Das Eidgenössische Parlament hat bereits vor einem Jahr einen Antrag zur Lockerung hauchdünn abgelehnt, aber die Mobilfunkanbieter drängen weiter darauf. Sie argumentieren, zwei Drittel ihrer Antennen hätten keine ausreichenden Reserven für 5G, in Städten seien gar 90 Prozent der Sendeanlagen am Limit.

Da der Bund zugleich vorschreibt, dass Antennenstandorte möglichst von allen drei Netzbetreibern gemeinsam genutzt werden müssen, um einen Antennenwald zu verhindern, läuft vieles auf eine Erhöhung des bislang strengen Strahlenschutzgrenzwertes hinaus. In der Zwischenzeit bauen die Mobilfunkfirmen ihre Netze weiter still und leise mit leistungsschwachen, meist im öffentlichen Raum nicht sichtbaren Kleinantennen aus.

Wie viele neue Antennen werden für das 5G-Netz benötigt?

Das hängt davon ab, ob und wie stark der bislang im internationalen Vergleich strenge Strahlenschutzgrenzwert gelockert wird. Das Parlament hat diesbezügliche Bestrebungen bislang blockiert. Die Telekommunikationsbranche rechnet daher damit, dass rund 15'000 neue leistungsstarke Antennen nötig sind, wenn der aktuelle Grenzwert bleibt. Zum Vergleich: Bislang gibt es in der Schweiz 18'823 leistungsstarke Antennen mit einer Sendeleistung von mindestens 50 mW.

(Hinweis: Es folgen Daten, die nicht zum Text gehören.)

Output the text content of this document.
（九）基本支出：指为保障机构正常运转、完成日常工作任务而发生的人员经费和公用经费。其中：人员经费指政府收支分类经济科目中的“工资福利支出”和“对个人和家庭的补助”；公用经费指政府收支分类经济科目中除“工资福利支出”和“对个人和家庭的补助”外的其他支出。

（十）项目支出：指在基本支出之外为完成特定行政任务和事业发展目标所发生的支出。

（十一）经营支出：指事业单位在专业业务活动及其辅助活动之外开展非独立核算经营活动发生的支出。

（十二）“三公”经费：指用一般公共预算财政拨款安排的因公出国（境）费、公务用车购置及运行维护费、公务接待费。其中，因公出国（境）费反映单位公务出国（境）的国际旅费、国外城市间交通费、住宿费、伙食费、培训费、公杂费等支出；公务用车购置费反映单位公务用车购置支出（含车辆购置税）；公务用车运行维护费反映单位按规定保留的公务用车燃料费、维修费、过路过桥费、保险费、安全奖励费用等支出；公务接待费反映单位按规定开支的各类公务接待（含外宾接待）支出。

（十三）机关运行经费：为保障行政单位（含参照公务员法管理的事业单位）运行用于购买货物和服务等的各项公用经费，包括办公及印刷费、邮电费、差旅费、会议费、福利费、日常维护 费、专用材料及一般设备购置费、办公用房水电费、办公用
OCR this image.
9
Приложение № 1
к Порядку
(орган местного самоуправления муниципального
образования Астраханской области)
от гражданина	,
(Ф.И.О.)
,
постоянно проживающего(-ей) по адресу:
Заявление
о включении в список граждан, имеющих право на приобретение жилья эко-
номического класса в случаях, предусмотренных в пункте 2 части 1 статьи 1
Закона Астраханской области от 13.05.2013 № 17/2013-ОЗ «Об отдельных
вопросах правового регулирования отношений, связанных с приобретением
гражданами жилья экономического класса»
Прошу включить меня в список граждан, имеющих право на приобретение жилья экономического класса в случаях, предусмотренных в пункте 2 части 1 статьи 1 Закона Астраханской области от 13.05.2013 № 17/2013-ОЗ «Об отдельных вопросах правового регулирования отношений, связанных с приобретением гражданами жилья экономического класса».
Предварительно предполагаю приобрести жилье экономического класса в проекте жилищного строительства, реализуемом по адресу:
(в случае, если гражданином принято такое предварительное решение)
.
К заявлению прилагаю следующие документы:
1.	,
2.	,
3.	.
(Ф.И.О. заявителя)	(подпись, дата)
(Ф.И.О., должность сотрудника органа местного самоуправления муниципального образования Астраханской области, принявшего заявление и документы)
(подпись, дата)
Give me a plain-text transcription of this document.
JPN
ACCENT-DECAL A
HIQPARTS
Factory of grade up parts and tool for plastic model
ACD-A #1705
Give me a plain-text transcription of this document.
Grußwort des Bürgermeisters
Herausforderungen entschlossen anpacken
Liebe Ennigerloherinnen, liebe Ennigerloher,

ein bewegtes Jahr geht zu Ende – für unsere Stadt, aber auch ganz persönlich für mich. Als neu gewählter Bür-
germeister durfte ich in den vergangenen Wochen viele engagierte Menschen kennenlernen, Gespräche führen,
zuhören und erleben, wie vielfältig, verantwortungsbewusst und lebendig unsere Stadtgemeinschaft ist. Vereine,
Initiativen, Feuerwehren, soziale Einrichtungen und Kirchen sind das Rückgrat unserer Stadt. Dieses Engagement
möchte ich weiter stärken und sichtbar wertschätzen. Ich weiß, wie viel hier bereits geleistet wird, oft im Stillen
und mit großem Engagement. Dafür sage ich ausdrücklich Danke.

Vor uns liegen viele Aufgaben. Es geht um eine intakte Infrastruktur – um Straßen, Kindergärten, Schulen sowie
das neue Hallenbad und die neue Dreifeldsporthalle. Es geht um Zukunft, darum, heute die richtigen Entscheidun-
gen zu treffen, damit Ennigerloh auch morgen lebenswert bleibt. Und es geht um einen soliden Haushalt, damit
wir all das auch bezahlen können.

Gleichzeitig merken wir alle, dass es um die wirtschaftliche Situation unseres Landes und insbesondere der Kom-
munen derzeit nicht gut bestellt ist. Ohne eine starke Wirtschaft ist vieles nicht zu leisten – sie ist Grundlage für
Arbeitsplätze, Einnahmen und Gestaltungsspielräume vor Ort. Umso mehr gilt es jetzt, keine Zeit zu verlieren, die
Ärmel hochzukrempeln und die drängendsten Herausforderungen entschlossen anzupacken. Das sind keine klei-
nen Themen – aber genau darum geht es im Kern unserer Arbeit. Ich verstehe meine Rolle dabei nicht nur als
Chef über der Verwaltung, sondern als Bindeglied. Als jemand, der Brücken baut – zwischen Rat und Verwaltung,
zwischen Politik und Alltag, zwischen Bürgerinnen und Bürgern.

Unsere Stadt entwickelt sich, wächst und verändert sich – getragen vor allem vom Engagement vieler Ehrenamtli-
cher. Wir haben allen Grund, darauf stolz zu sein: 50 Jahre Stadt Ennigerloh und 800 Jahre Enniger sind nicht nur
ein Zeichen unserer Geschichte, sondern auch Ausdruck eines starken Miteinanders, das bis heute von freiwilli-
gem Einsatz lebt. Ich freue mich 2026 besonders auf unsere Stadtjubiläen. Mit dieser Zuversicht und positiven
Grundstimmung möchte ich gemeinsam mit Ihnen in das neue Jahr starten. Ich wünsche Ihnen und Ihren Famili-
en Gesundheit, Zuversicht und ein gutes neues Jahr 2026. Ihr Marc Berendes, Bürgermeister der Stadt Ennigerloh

Die neuste 5G-Technologie, Kasten Mitte links, an einer Antenne der Sunrise fotografiert beim Standort Oerlikon am Tag vor dem eigentlichen Medienevent am Dienstag, 26. Juni 2018, in Zuerich. (PPR/Aladin Klieber)

Eine 5G-Antenne in Zürich-Oerlikon. Bild: PPR

Da leistungsstarke, gut sichtbare Antennen kaum ohne Einsprachen erstellt werden können, baut die Swisscom vermehrt kleine, schwächere Antennen, die etwa als Schachtdeckel im Boden gut getarnt sind. Gegen diese schwach strahlenden Antennen sind keine Einsprachen möglich. Strahlen-Experte Sven Kühn von der ETH erklärte den Grund dafür im «Tages-Anzeiger» mit einem simplen Vergleich: «Ein Handy mit Maximalleistung strahlt etwa genauso viel in den Körper, wie wenn man auf der Schachtantenne sitzt und diese auch bei Maximalleistung betrieben wird.»

Der Mobilfunkbranche ebenfalls zum Vorteil gereichen könnte, dass Sunrise vor zwei Jahren 2239 Antennenmasten an die spanische Firma Cellnex verkauft hat. Cellnex stellt diese Antennen nun auch Swisscom und Salt zur Verfügung. Auch weitere von Cellnex gebaute Antennen stehen künftig allen Mobilfunkanbietern zur Verfügung, was Doppelspurigkeiten reduziert.

Wie verändert sich die Strahlenbelastung mit 5G?

Das lässt sich aktuell noch nicht genau sagen, da die politische Diskussion um den Strahlenschutzgrenzwert längst nicht abgeschlossen ist. Wird der Grenzwert aufgeweicht, würde die Strahlenbelastung im Einflussbereich einer Antenne maximal um den Faktor 3,5 steigen.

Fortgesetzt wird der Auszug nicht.